A duplex mismatch causes problems when both ends of the connection attempt to transfer data at the same time. This happens even if the channel is used (from a high-level or user's perspective) in one direction only, in the case of large data transfers. Indeed, when a large data transfer is sent over a TCP, data is sent in multiple packets, some of which will trigger an acknowledgment packet back to the sender. This results in packets being sent in both directions at the same time.

In such conditions, the full-duplex end of the connection sends its packets while receiving other packets; this is exactly the point of a full-duplex connection. Meanwhile, the half-duplex end cannot accept the incoming data while it is sending – it will sense it as a collision. The half-duplex device ceases its current data transmission, sends a jam signal instead and then retries later as per CSMA/CD. This results in the full-duplex side receiving an incomplete frame with CRC error or a runt frame. It does not detect any collision since CSMA/CD is disabled on the full-duplex side. As a result, when both devices are attempting to transmit at (nearly) the same time, the packet sent by the full-duplex end will be discarded and lost due to an assumed collision and the packet sent by the half-duplex device will be delayed or lost due to a CRC error in the frame.

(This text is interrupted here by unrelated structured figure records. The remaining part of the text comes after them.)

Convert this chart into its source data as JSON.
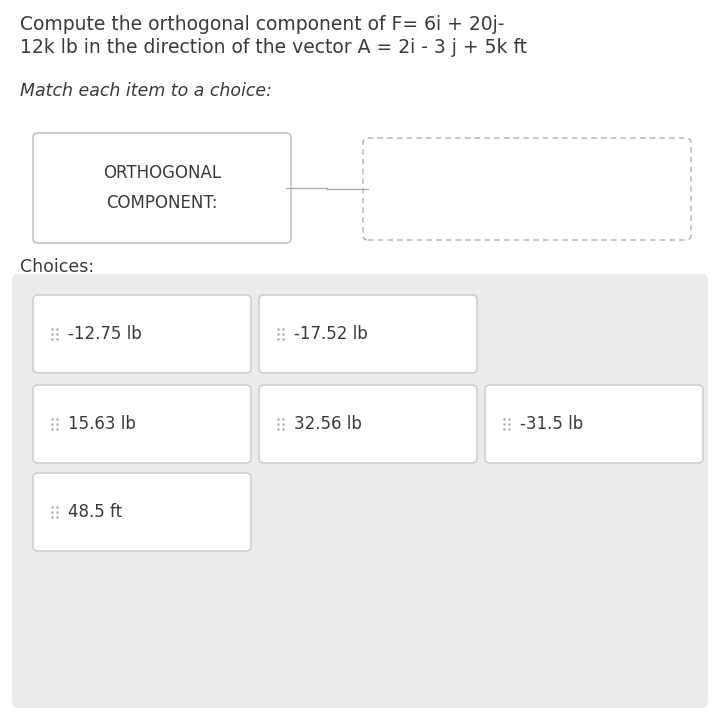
{
  "title_line1": "Compute the orthogonal component of F= 6i + 20j-",
  "title_line2": "12k lb in the direction of the vector A = 2i - 3 j + 5k ft",
  "subtitle": "Match each item to a choice:",
  "item_label": "ORTHOGONAL\nCOMPONENT:",
  "choices_label": "Choices:",
  "choices": [
    [
      "-12.75 lb",
      "-17.52 lb"
    ],
    [
      "15.63 lb",
      "32.56 lb",
      "-31.5 lb"
    ],
    [
      "48.5 ft"
    ]
  ],
  "bg_color": "#ffffff",
  "choices_bg": "#ebebeb",
  "box_bg": "#ffffff",
  "box_border": "#c8c8c8",
  "dashed_border": "#b0b0b0",
  "text_color": "#3a3a3a",
  "dot_color": "#b0b0b0",
  "title_fontsize": 13.5,
  "subtitle_fontsize": 12.5,
  "choices_fontsize": 12,
  "item_fontsize": 12
}
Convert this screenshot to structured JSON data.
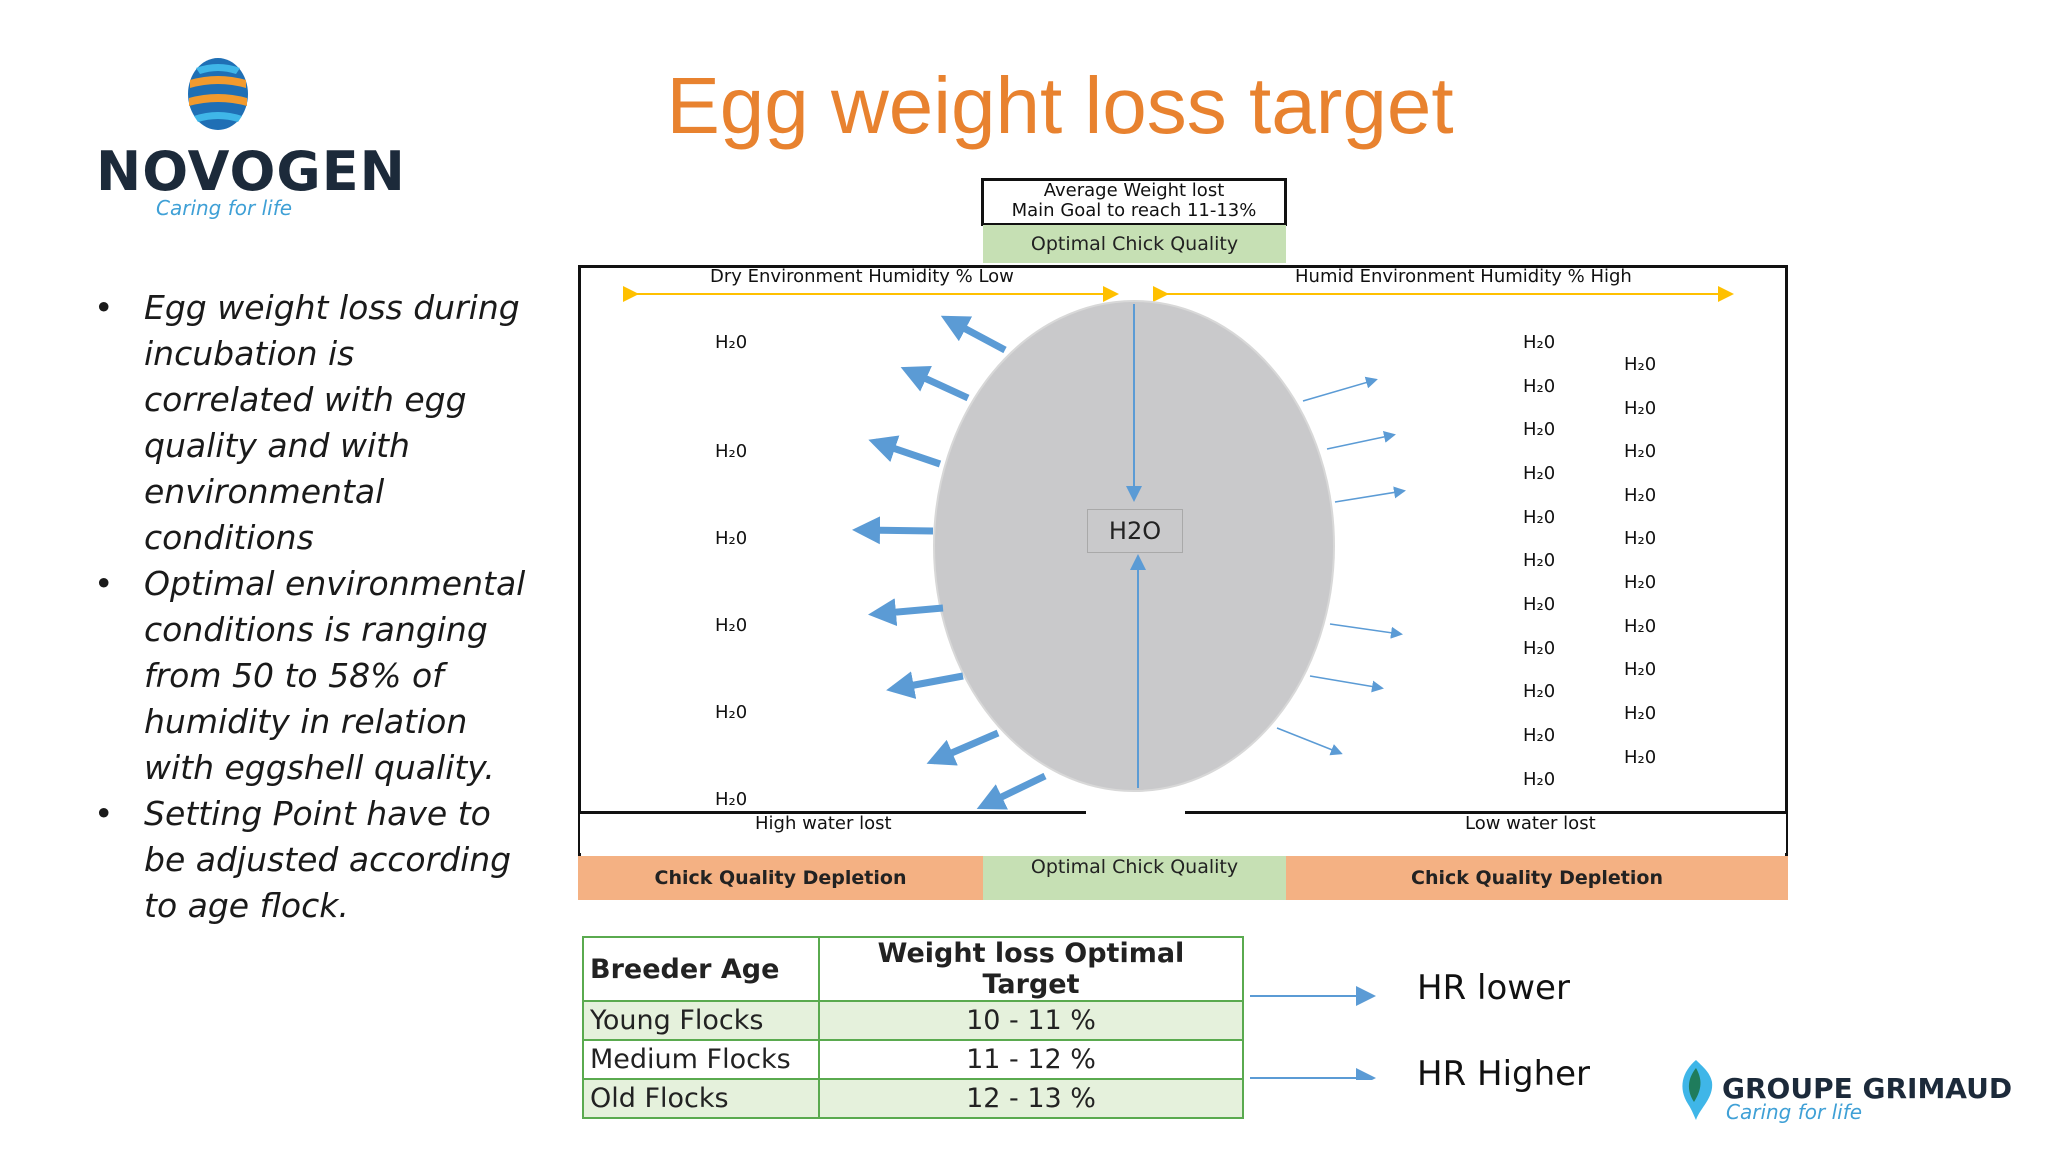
{
  "slide": {
    "title": "Egg weight loss target",
    "logo": {
      "name": "NOVOGEN",
      "tagline": "Caring for life"
    },
    "partner_logo": {
      "name": "GROUPE GRIMAUD",
      "tagline": "Caring for life"
    }
  },
  "bullets": [
    "Egg weight loss during incubation is correlated with egg quality and with environmental conditions",
    "Optimal environmental conditions is ranging from 50 to 58% of humidity in relation with eggshell quality.",
    "Setting Point have to be adjusted according to age flock."
  ],
  "diagram": {
    "top_box_line1": "Average Weight lost",
    "top_box_line2": "Main Goal to reach 11-13%",
    "top_quality": "Optimal Chick Quality",
    "dry_label": "Dry Environment Humidity % Low",
    "humid_label": "Humid Environment Humidity % High",
    "egg_label": "H2O",
    "water_label": "H₂0",
    "high_loss": "High water lost",
    "low_loss": "Low water lost",
    "bottom_left": "Chick Quality Depletion",
    "bottom_mid": "Optimal Chick Quality",
    "bottom_right": "Chick Quality Depletion"
  },
  "table": {
    "headers": [
      "Breeder Age",
      "Weight loss Optimal Target"
    ],
    "rows": [
      [
        "Young Flocks",
        "10 - 11 %"
      ],
      [
        "Medium Flocks",
        "11 - 12 %"
      ],
      [
        "Old Flocks",
        "12 - 13 %"
      ]
    ]
  },
  "hr_notes": {
    "lower": "HR lower",
    "higher": "HR Higher"
  },
  "colors": {
    "title": "#e8822f",
    "green": "#c6e0b4",
    "orange": "#f4b183",
    "egg": "#c9c9cb",
    "arrow": "#5b9bd5",
    "accent_yellow": "#ffc000"
  }
}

The lost packets force the TCP protocol to perform error recovery, but the initial (streamlined) recovery attempts fail because the retransmitted packets are lost in exactly the same way as the original packets. Eventually, the TCP transmission window becomes full, and the TCP protocol refuses to transmit any further data until the previously transmitted data is acknowledged. This, in turn, will quiesce the new traffic over the connection, leaving only the retransmissions and acknowledgments. Since the retransmission timer grows progressively longer between attempts, eventually a retransmission will occur when there is no reverse traffic on the connection, and the acknowledgments are finally received. This will restart the TCP traffic, which in turn immediately causes lost packets as streaming resumes.

The end result is a connection that is working but performs extremely poorly because of the duplex mismatch. Symptoms of a duplex mismatch are connections that seem to work fine with a ping command, but "lock up" easily with very low throughput on data transfers; the effective data transfer rate is likely to be asymmetrical, performing much worse in the half-duplex to full-duplex direction than the other. In normal half-duplex operations, late collisions do not occur. However, in a duplex mismatch, the collisions seen on the half-duplex side of the link are often late collisions. The full-duplex side usually will register frame check sequence errors, or runt frames. Viewing these standard Ethernet statistics can help diagnose the problem.

Contrary to what one might reasonably expect, both sides of a connection need to be identically configured for proper operation. In other words, setting one side to automatic (either speed or duplex or both) and setting the other to be fixed (either speed or duplex or both) will likely result in either a speed mismatch, a duplex mismatch or both. A duplex mismatch can be fixed by either enabling autonegotiation (if available and working) on both ends or by forcing the same settings on both ends (availability of a configuration interface permitting). If there is no option but to have a locked setting on one end and autonegotiation on the other (for example, an old device with broken autonegotiation connected to an unmanaged switch), half duplex must be used. All modern LAN equipment comes with autonegotiation enabled, and the various compatibility issues have been resolved. The best way to avoid duplex mismatches is to use autonegotiation and to replace any legacy equipment that does not use autonegotiation or does not autonegotiate correctly.